Former city attorney

I was determined to identify and root out the corruption at the City. Through this process, I learned more about that corruption, the identities of several of the key players, the identities of co-conspirators who helped to perpetrate and to conceal that corruption, and that there is no place, at present, the citizens of North Dakota can turn to halt this corruption.

In particular, no state agency in North Dakota has the power and authority to investigate complaints of public corruption, to audit government operations, and to identify and hold wrongdoers accountable.

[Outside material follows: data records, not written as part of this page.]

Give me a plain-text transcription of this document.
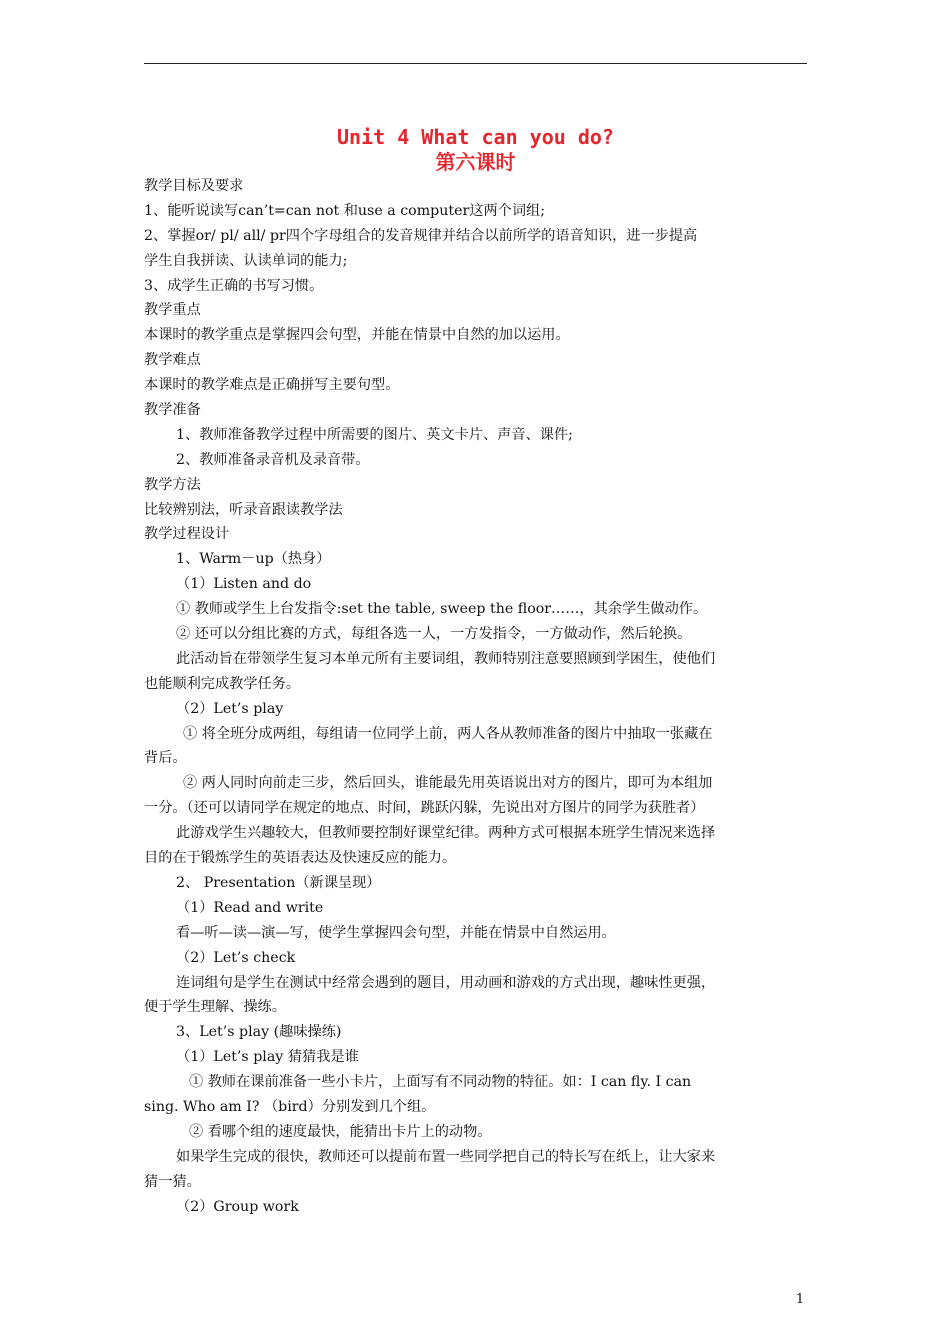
Unit 4 What can you do?
第六课时
教学目标及要求
1、能听说读写can’t=can not 和use a computer这两个词组;
2、掌握or/ pl/ all/ pr四个字母组合的发音规律并结合以前所学的语音知识，进一步提高
学生自我拼读、认读单词的能力;
3、成学生正确的书写习惯。
教学重点
本课时的教学重点是掌握四会句型，并能在情景中自然的加以运用。
教学难点
本课时的教学难点是正确拼写主要句型。
教学准备
1、教师准备教学过程中所需要的图片、英文卡片、声音、课件;
2、教师准备录音机及录音带。
教学方法
比较辨别法，听录音跟读教学法
教学过程设计
1、Warm－up（热身）
（1）Listen and do
① 教师或学生上台发指令:set the table, sweep the floor……，其余学生做动作。
② 还可以分组比赛的方式，每组各选一人，一方发指令，一方做动作，然后轮换。
此活动旨在带领学生复习本单元所有主要词组，教师特别注意要照顾到学困生，使他们
也能顺利完成教学任务。
（2）Let’s play
① 将全班分成两组，每组请一位同学上前，两人各从教师准备的图片中抽取一张藏在
背后。
② 两人同时向前走三步，然后回头，谁能最先用英语说出对方的图片，即可为本组加
一分。（还可以请同学在规定的地点、时间，跳跃闪躲，先说出对方图片的同学为获胜者）
此游戏学生兴趣较大，但教师要控制好课堂纪律。两种方式可根据本班学生情况来选择
目的在于锻炼学生的英语表达及快速反应的能力。
2、 Presentation（新课呈现）
（1）Read and write
看—听—读—演—写，使学生掌握四会句型，并能在情景中自然运用。
（2）Let’s check
连词组句是学生在测试中经常会遇到的题目，用动画和游戏的方式出现，趣味性更强，
便于学生理解、操练。
3、Let’s play (趣味操练)
（1）Let’s play 猜猜我是谁
① 教师在课前准备一些小卡片，上面写有不同动物的特征。如：I can fly. I can
sing. Who am I? （bird）分别发到几个组。
② 看哪个组的速度最快，能猜出卡片上的动物。
如果学生完成的很快，教师还可以提前布置一些同学把自己的特长写在纸上，让大家来
猜一猜。
（2）Group work
1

Although the Department of Justice and the FBI both claim that public corruption (including judicial corruption) is a top enforcement priority, I learned that the Department of Justice won’t take on any alleged corruption unless the FBI brings it to them on a silver platter. The FBI, however, is ill-equipped to piece together the details and legal nuances of layered and well-concealed corruption which requires the skills of trained auditors, lawyers and investigators. So, it was no surprise that the FBI was bedeviled by my complaints of public corruption and, due only to my persistence, initiated a beleaguered and brief investigation of that corruption that went nowhere.

That left the court system. Alas, the state-court system in North Dakota appears to be firmly in the pockets of the politicians. In fact, I can’t think of one state-court case that ever, and I mean ever, went against a City, a State agency, the Governor or another elected official. Of course, I haven’t looked at every single state-court case in North Dakota, but I have looked at enough to see the writing on the wall.

Sadly, the federal-court system is no better. I learned that from my research and four years of fighting the City in that system with the goal of getting my job back so that I could expose the corruption at the City, put an end to it and hold the wrongdoers accountable.

I filed two cases against the City and litigated them from inception through appeal. Both were dismissed by the district court without a trial, and the Eighth Circuit upheld those decisions on appeal.

One case was for retaliatory discharge in violation of Title VII and the First Amendment (the “Employment Case”). The other case was for unlawful access, use and disclosure of my personal credit report in violation of the Fair Credit Reporting Act (the “FCRA Case”).

In the Employment Case, it was undisputed that the City destroyed material evidence, delayed producing it and withheld it from discovery after receiving my written demand to preserve it. Yet district court Judge Hovland chose to overlook those matters entirely and to grant summary judgment to the City dismissing my complaint. On appeal, the Eighth Circuit Panel affirmed that decision. To do so, the Panel misrepresented the lower-court proceedings, relied on fictitious facts, misrepresented the evidence and defied governing law. The full court and Panel both refused to reconsider that opinion.

In the FCRA Case, the credit-agency defendants answered my complaint. Then, Judge Erickson ordered the City to destroy all electronic copies of my credit report and to deposit the rest with the court and dismissed the claims against the City with prejudice. On interlocutory appeal, the Eighth Circuit refused to vacate that Destruction Order and deemed it an oversight. The case went back to Erickson. He let it languish for months, derailed all case deadlines set by the parties, and ultimately forced me to sacrifice valid claims in order to appeal the Destruction Order and the remaining claims he dismissed. Judge Erickson was then elevated to the Eighth Circuit bench. When my appeal later reached the Eighth Circuit, the Panel couldn’t justify Erickson’s Judgment or the Destruction Order. Nevertheless, they came up with an alternative ground to support Erickson’s dismissal of my claims which would also shield Erickson from liability for the unauthorized destruction of material evidence in the case. To do so, they misstated the facts and evidence in the court record, ignored harmful facts and evidence, and defied governing law.

Unfortunately, there is no recourse for “bad” decisions like these due to broad judicial immunity, the flawed DOJ/FBI anti-corruption program, and the fact that misconduct complaints against federal judges rarely become public, and few face consequences.

This is the perfect storm for corruption. And the corrupt in North Dakota are taking full advantage of it. It’s well past time for Congress to do something about it.